American singer (born 1967)

April Harris-Holmes (born March 25, 1967) is an American singer and businesswoman from Hawthorne, New Jersey, best known for being in the group Seduction.

== Early life ==
April Harris-Holmes was born in Paterson, New Jersey, to Georgia B. Harris, a caterer. She was raised in Passaic, New Jersey, and attended Passaic High School, where she was selcted as homecoming queen in 1982.

Growing up, Harris was a singer, and realized she could perform in front of a crowd at age 12 when singing "Evergreen" by Barbra Streisand. Her music teacher would take her around the local area to perform, where she sang songs by singers like Billie Holiday and Betty Carter.

Harris went to Howard University in Washington D.C. While at college, Harris was a part of a band who opened for other bands like The Whispers and Atlantic Starr.

== Career ==
After graduating university in 1988, Harris was a part of the original lineup of the girl group Seduction with members Michelle Visage and Idalis DeLeón as a main vocalist. One of the founders of the group, David Cole, was her sister's best friend and lived near them for five years. Cole and Robert Clivillés ran into April at a concert and scouted her due to Cole's connection with her.

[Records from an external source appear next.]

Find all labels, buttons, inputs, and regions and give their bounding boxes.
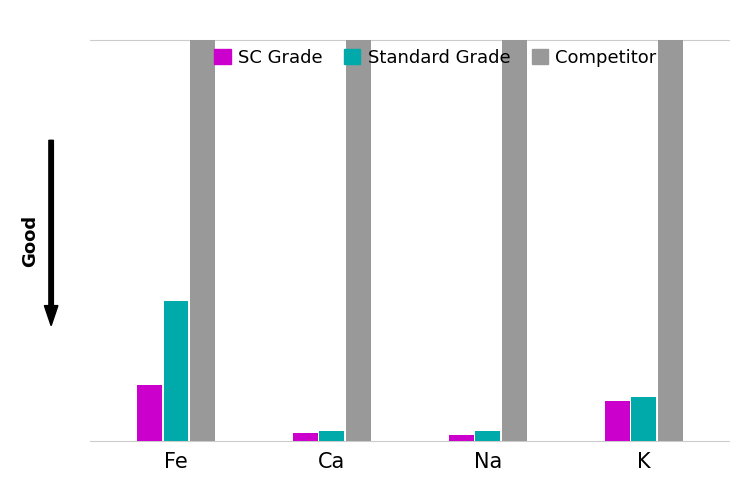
Bar [320,431,344,441]
Bar [346,40,371,441]
Bar [631,397,656,441]
Bar [605,401,629,441]
Bar [475,431,500,441]
Bar [293,433,318,441]
Legend: SC Grade, Standard Grade, Competitor: SC Grade, Standard Grade, Competitor [214,49,656,67]
Bar [502,40,526,441]
Bar [137,385,162,441]
Bar [658,40,683,441]
Bar [190,40,215,441]
Bar [449,435,474,441]
Text: Good: Good [21,214,39,267]
Bar [163,301,189,441]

in 1989, Seduction released songs like "(You're My One and Only) True Love" (which was recorded by Martha Wash as the group was still finding members) and "Two to Make It Right", with the latter winning a Gold Recording Industry Association of America award.

The group disbanded in 1991, but Harris trademarked the name and revived the group in 2015 with new members Maria Flora and Eunice Foster.

Her mother Georgia's death in 2011 inspired Harris-Holmes to start her business, Keeping You Sweet in 2017. As of 2022, Keeping You Sweet is in 15 locations, including Harlem and Chelsea in New York City, and Wayne, New Jersey.

In 2019, Harris-Holmes won the Girl Scouts Heart of New Jersey cook off.

== Personal life ==
Her inspirations growing up were Holiday, Streisand, and Aretha Franklin.